Increasingly, however, blockchain is for more than Bitcoin.
It’s even showing up in human resources (HR) departments. HR personnel looking to save time combing through resumes and dodge “embellished” claims are using blockchain to verify educational and experience claims on applications directly, according to HR Dive’s Riia O’Donnell.
“When it comes to resumes, blockchain technology has the potential to largely eliminate exaggeration,” wrote O’Donnell. “Schools can post degrees and educational details, employers can share dates and titles, and credentialing entities can make information available. Candidates could then authorize employers to access their records directly.”
Third Party Verification
Lying on resumes is nothing new. A survey conducted last year found that 85 percent of HR professionals found lies or exaggerations on resumes. Faked educational credentials are a common problem. With this in mind, HR professionals are increasingly wary of resume claims, but often lack the time and resources to check the truth of educational and experience claims.

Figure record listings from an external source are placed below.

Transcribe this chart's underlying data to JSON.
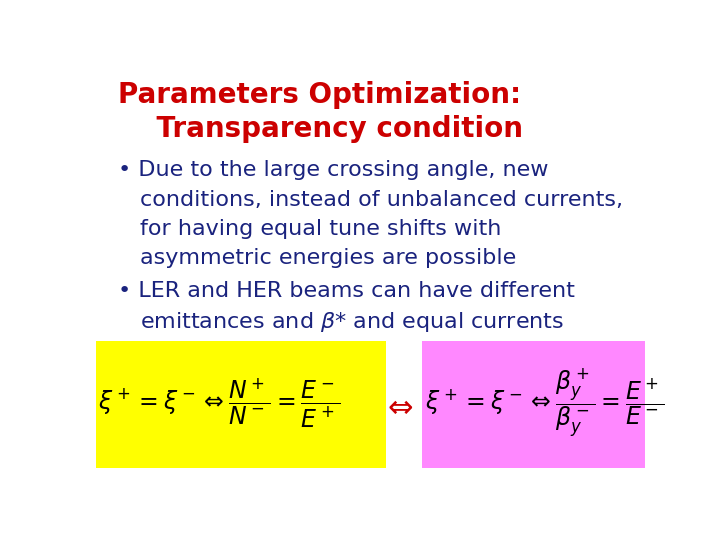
{
  "title_line1": "Parameters Optimization:",
  "title_line2": "    Transparency condition",
  "title_color": "#cc0000",
  "title_fontsize": 20,
  "bullet1_line1": "Due to the large crossing angle, new",
  "bullet1_line2": "conditions, instead of unbalanced currents,",
  "bullet1_line3": "for having equal tune shifts with",
  "bullet1_line4": "asymmetric energies are possible",
  "bullet2_line1": "LER and HER beams can have different",
  "bullet2_line2": "emittances and $\\beta$* and equal currents",
  "body_color": "#1a237e",
  "body_fontsize": 16,
  "bg_color": "#ffffff",
  "yellow_box_color": "#ffff00",
  "pink_box_color": "#ff88ff",
  "formula1": "$\\xi^+ = \\xi^- \\Leftrightarrow \\dfrac{N^+}{N^-} = \\dfrac{E^-}{E^+}$",
  "formula2": "$\\xi^+ = \\xi^- \\Leftrightarrow \\dfrac{\\beta_y^+}{\\beta_y^-} = \\dfrac{E^+}{E^-}$",
  "formula_fontsize": 17,
  "arrow_label": "$\\Leftrightarrow$",
  "arrow_color": "#cc0000"
}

Blockchain for Education Verification
Blockchain can help employers go directly to educational sources for verification of applicants’ claims. Last year, MIT became one of the first universities to debut a blockchain tool for human resources professionals to verify degree information directly.
Employers or third-party verification companies may soon be able to use blockchain technology to perform background checks. Going forward, human resources departments could be able to use the technology to seek out ideal candidates who may not even be applying for open jobs.
Today, third-party verification from companies like DataCheck remain the gold standard of employment verification for information such as the accuracy of a candidate’s experience, employment, education and criminal history.